Astronomers still lack techniques for looking inside protoplanetary disks, Stapelfeldt said, to see how fast grains are growing and assess whether planet formation is possible there.
"So it remains an open question if the Orion disks have enough time to form planets before they are destroyed by the ionizing radiation of their environment," he said.
Alan Boss, a Carnegie Institution astrophysicist who specializes on planetary formation, said these newest results are encouraging although they don't explain the whole story of how a dust grain turns into a planet.
"There is still a long way to go from 5 microns to 5,000 kilometers (3,000 miles)," he said, "but it is a start."
Blowtorch radiation
The quality of the light detected by Throop's team suggested that particles are starting to stick together, growing in mass to 1,000 times their initial size, with some as large as 0.04 inch (1 millimeter) across. Tiny that is, but it's enough to get a planet started, Throop said.
"If they are 1-millimeter size, then these are huge particles and planets are just around the corner, so to speak," he said.
The model suggests that grains grow mainly in the center of the disk where photo-evaporation fails to penetrate.
Only particles bigger than a millimeter across can resist the UV radiation in the long run. Particles that include ice (that could develop into comets) and gases (like our outer solar system planets Jupiter, Uranus, Neptune and Saturn) fail to endure.
If true, the implications for the formation of worlds beyond ours are significant because astronomers think that most stars in our Milky Way Galaxy form in UV-challenged, or photo-evaporative regions. One upshot is that smaller, rocky terrestrial planets could be abundant and typical rather than the exception in our galaxy, and such planets are far more hospitable to life than gas giants like Jupiter.
Jupiters: Abundant or rare?
The new finding flies in the face of dozens of Jupiter-sized planets that researchers have discovered recently. But Throop said Jupiter-sized planets are only found around 5 percent to 7 percent of stars when sought, and they can form in regions sheltered from bright stars and ultraviolet radiation.
The census of gas giant planets within 2 AUs of their central stars shows that 10 percent are Jupiter-sized, so Boss disagrees with claims that Jupiter-sized planets are rare. Instead, theorists need to model ways to explain those findings as well.

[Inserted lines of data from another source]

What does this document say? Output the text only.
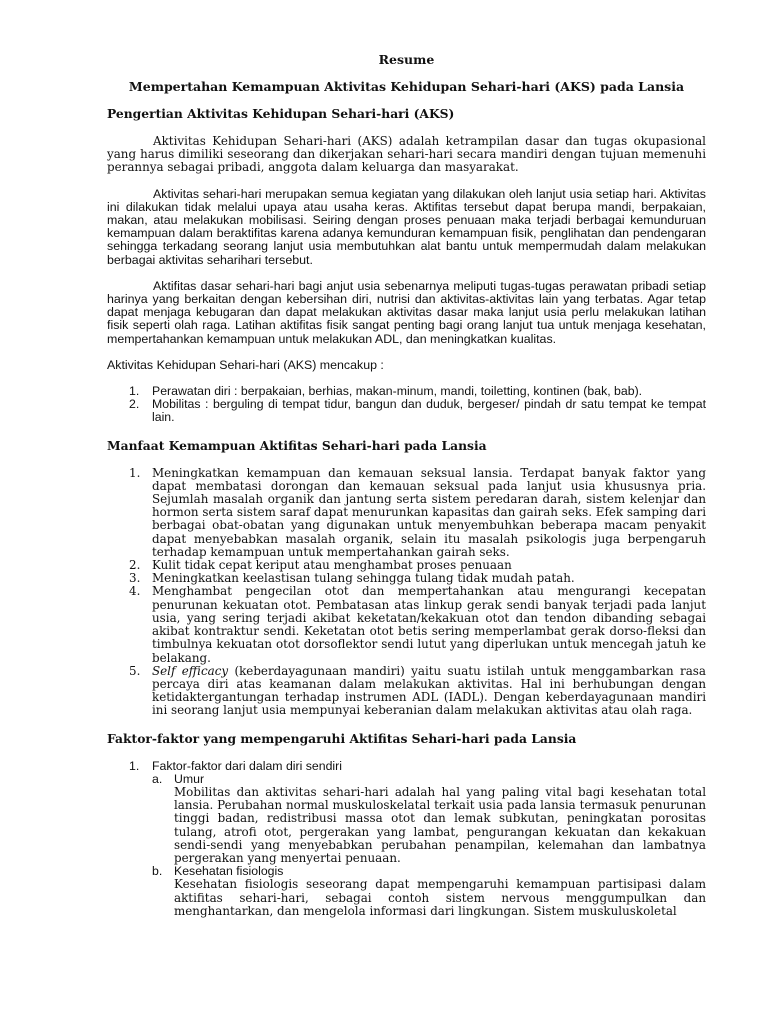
Resume
Mempertahan Kemampuan Aktivitas Kehidupan Sehari-hari (AKS) pada Lansia
Pengertian Aktivitas Kehidupan Sehari-hari (AKS)

Aktivitas Kehidupan Sehari-hari (AKS) adalah ketrampilan dasar dan tugas okupasional yang harus dimiliki seseorang dan dikerjakan sehari-hari secara mandiri dengan tujuan memenuhi perannya sebagai pribadi, anggota dalam keluarga dan masyarakat.

Aktivitas sehari-hari merupakan semua kegiatan yang dilakukan oleh lanjut usia setiap hari. Aktivitas ini dilakukan tidak melalui upaya atau usaha keras. Aktifitas tersebut dapat berupa mandi, berpakaian, makan, atau melakukan mobilisasi. Seiring dengan proses penuaan maka terjadi berbagai kemunduruan kemampuan dalam beraktifitas karena adanya kemunduran kemampuan fisik, penglihatan dan pendengaran sehingga terkadang seorang lanjut usia membutuhkan alat bantu untuk mempermudah dalam melakukan berbagai aktivitas seharihari tersebut.

Aktifitas dasar sehari-hari bagi anjut usia sebenarnya meliputi tugas-tugas perawatan pribadi setiap harinya yang berkaitan dengan kebersihan diri, nutrisi dan aktivitas-aktivitas lain yang terbatas. Agar tetap dapat menjaga kebugaran dan dapat melakukan aktivitas dasar maka lanjut usia perlu melakukan latihan fisik seperti olah raga. Latihan aktifitas fisik sangat penting bagi orang lanjut tua untuk menjaga kesehatan, mempertahankan kemampuan untuk melakukan ADL, dan meningkatkan kualitas.

Aktivitas Kehidupan Sehari-hari (AKS) mencakup :

1. Perawatan diri : berpakaian, berhias, makan-minum, mandi, toiletting, kontinen (bak, bab).
2. Mobilitas : berguling di tempat tidur, bangun dan duduk, bergeser/ pindah dr satu tempat ke tempat lain.
Manfaat Kemampuan Aktifitas Sehari-hari pada Lansia
1. Meningkatkan kemampuan dan kemauan seksual lansia. Terdapat banyak faktor yang dapat membatasi dorongan dan kemauan seksual pada lanjut usia khususnya pria. Sejumlah masalah organik dan jantung serta sistem peredaran darah, sistem kelenjar dan hormon serta sistem saraf dapat menurunkan kapasitas dan gairah seks. Efek samping dari berbagai obat-obatan yang digunakan untuk menyembuhkan beberapa macam penyakit dapat menyebabkan masalah organik, selain itu masalah psikologis juga berpengaruh terhadap kemampuan untuk mempertahankan gairah seks.
2. Kulit tidak cepat keriput atau menghambat proses penuaan
3. Meningkatkan keelastisan tulang sehingga tulang tidak mudah patah.
4. Menghambat pengecilan otot dan mempertahankan atau mengurangi kecepatan penurunan kekuatan otot. Pembatasan atas linkup gerak sendi banyak terjadi pada lanjut usia, yang sering terjadi akibat keketatan/kekakuan otot dan tendon dibanding sebagai akibat kontraktur sendi. Keketatan otot betis sering memperlambat gerak dorso-fleksi dan timbulnya kekuatan otot dorsoflektor sendi lutut yang diperlukan untuk mencegah jatuh ke belakang.
5. Self efficacy (keberdayagunaan mandiri) yaitu suatu istilah untuk menggambarkan rasa percaya diri atas keamanan dalam melakukan aktivitas. Hal ini berhubungan dengan ketidaktergantungan terhadap instrumen ADL (IADL). Dengan keberdayagunaan mandiri ini seorang lanjut usia mempunyai keberanian dalam melakukan aktivitas atau olah raga.
Faktor-faktor yang mempengaruhi Aktifitas Sehari-hari pada Lansia
1. Faktor-faktor dari dalam diri sendiri
a. Umur
Mobilitas dan aktivitas sehari-hari adalah hal yang paling vital bagi kesehatan total lansia. Perubahan normal muskuloskelatal terkait usia pada lansia termasuk penurunan tinggi badan, redistribusi massa otot dan lemak subkutan, peningkatan porositas tulang, atrofi otot, pergerakan yang lambat, pengurangan kekuatan dan kekakuan sendi-sendi yang menyebabkan perubahan penampilan, kelemahan dan lambatnya pergerakan yang menyertai penuaan.
b. Kesehatan fisiologis
Kesehatan fisiologis seseorang dapat mempengaruhi kemampuan partisipasi dalam aktifitas sehari-hari, sebagai contoh sistem nervous menggumpulkan dan menghantarkan, dan mengelola informasi dari lingkungan. Sistem muskuluskoletal
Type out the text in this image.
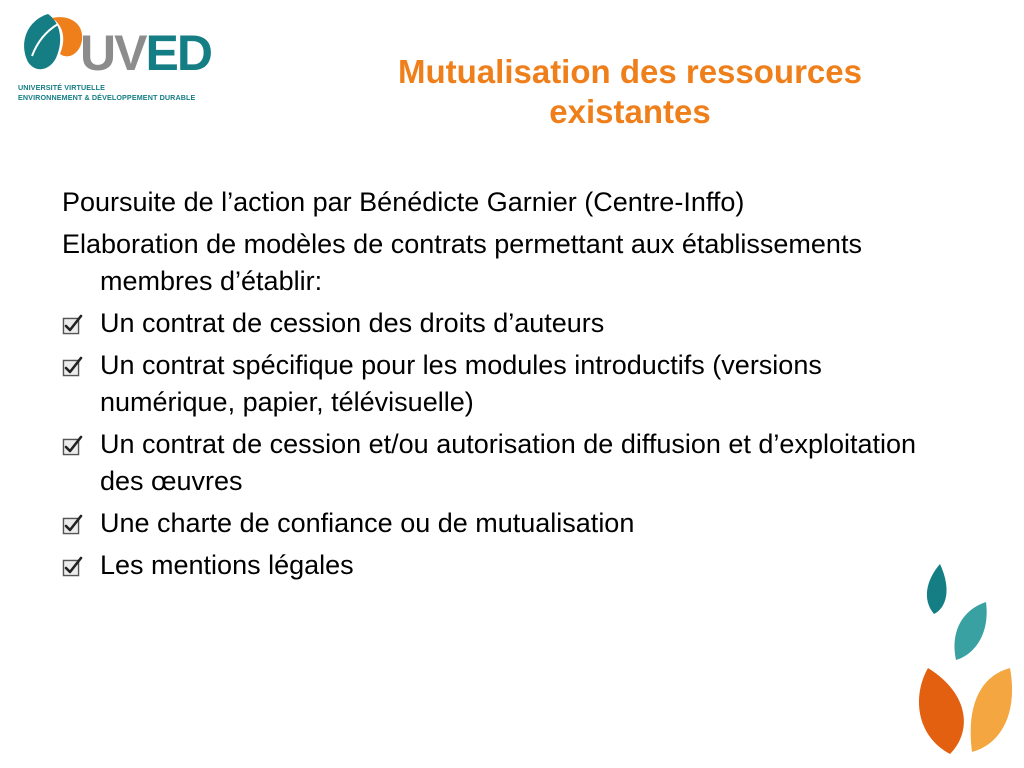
UVED
UNIVERSITÉ VIRTUELLE
ENVIRONNEMENT & DÉVELOPPEMENT DURABLE
Mutualisation des ressources
existantes

Poursuite de l’action par Bénédicte Garnier (Centre-Inffo)

Elaboration de modèles de contrats permettant aux établissements membres d’établir:

Un contrat de cession des droits d’auteurs
Un contrat spécifique pour les modules introductifs (versions numérique, papier, télévisuelle)
Un contrat de cession et/ou autorisation de diffusion et d’exploitation des œuvres
Une charte de confiance ou de mutualisation
Les mentions légales
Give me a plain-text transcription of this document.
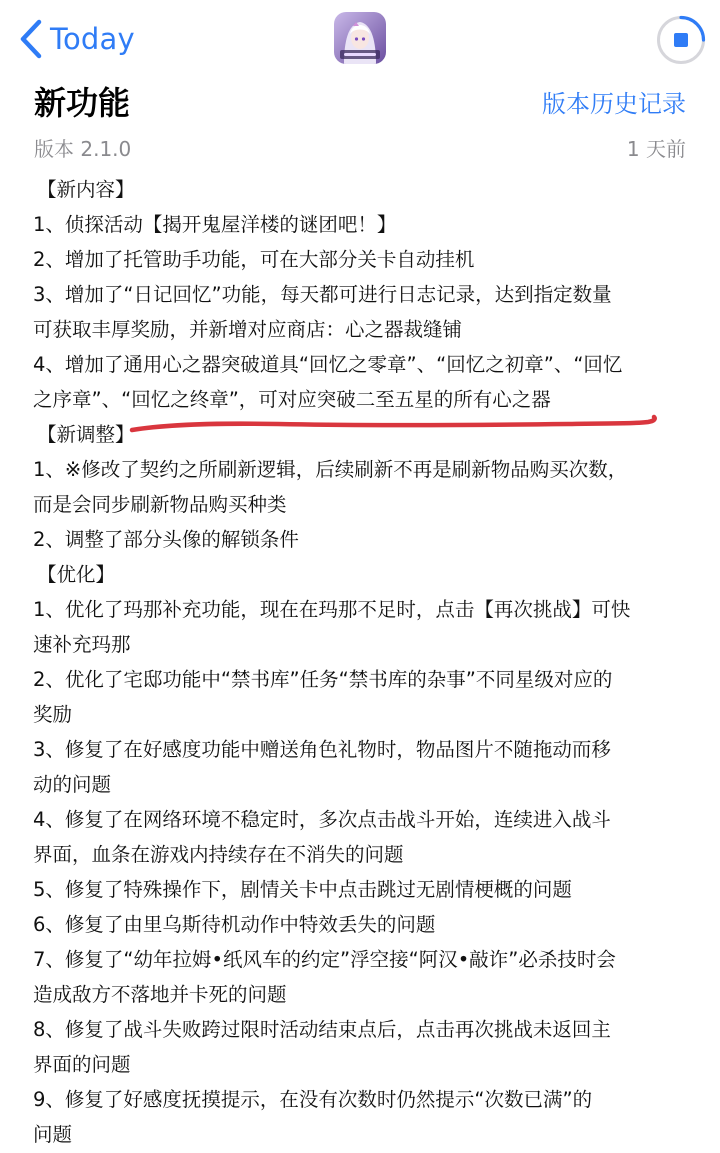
Today
新功能	版本历史记录
版本 2.1.0	1 天前
【新内容】
1、侦探活动【揭开鬼屋洋楼的谜团吧！】
2、增加了托管助手功能，可在大部分关卡自动挂机
3、增加了“日记回忆”功能，每天都可进行日志记录，达到指定数量
可获取丰厚奖励，并新增对应商店：心之器裁缝铺
4、增加了通用心之器突破道具“回忆之零章”、“回忆之初章”、“回忆
之序章”、“回忆之终章”，可对应突破二至五星的所有心之器
【新调整】
1、※修改了契约之所刷新逻辑，后续刷新不再是刷新物品购买次数，
而是会同步刷新物品购买种类
2、调整了部分头像的解锁条件
【优化】
1、优化了玛那补充功能，现在在玛那不足时，点击【再次挑战】可快
速补充玛那
2、优化了宅邸功能中“禁书库”任务“禁书库的杂事”不同星级对应的
奖励
3、修复了在好感度功能中赠送角色礼物时，物品图片不随拖动而移
动的问题
4、修复了在网络环境不稳定时，多次点击战斗开始，连续进入战斗
界面，血条在游戏内持续存在不消失的问题
5、修复了特殊操作下，剧情关卡中点击跳过无剧情梗概的问题
6、修复了由里乌斯待机动作中特效丢失的问题
7、修复了“幼年拉姆•纸风车的约定”浮空接“阿汉•敲诈”必杀技时会
造成敌方不落地并卡死的问题
8、修复了战斗失败跨过限时活动结束点后，点击再次挑战未返回主
界面的问题
9、修复了好感度抚摸提示，在没有次数时仍然提示“次数已满”的
问题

Another way to explain the formation of Jupiter giants, Boss told SPACE.com, is to accept a competing theory that Jupiter-sized planets form as a result of disk instability or gravitational collapse. That process only takes 1,000 years or less so the planet could build up before UV radiation ate it away.
"The upshot of all this is that for all we know, the Orion disks could produce planetary systems just like our own or something completely different or, most likely, a mixture of these two extremes," Boss said. "We can't really tell what will result based on what we know right now, but planet formation should still be possible in general."
The general tone among planet seeking astronomers is positive these days, with planet detection and models of planet formation churning out at a fast rate. And much remains to be learned, Boss said.
"The search for extrasolar planets must continue," he said. "We still do not know what the census results will be for our neighborhood of the galaxy, how many gas giants live here, how many ice giants and especially, how many Earth-like planets."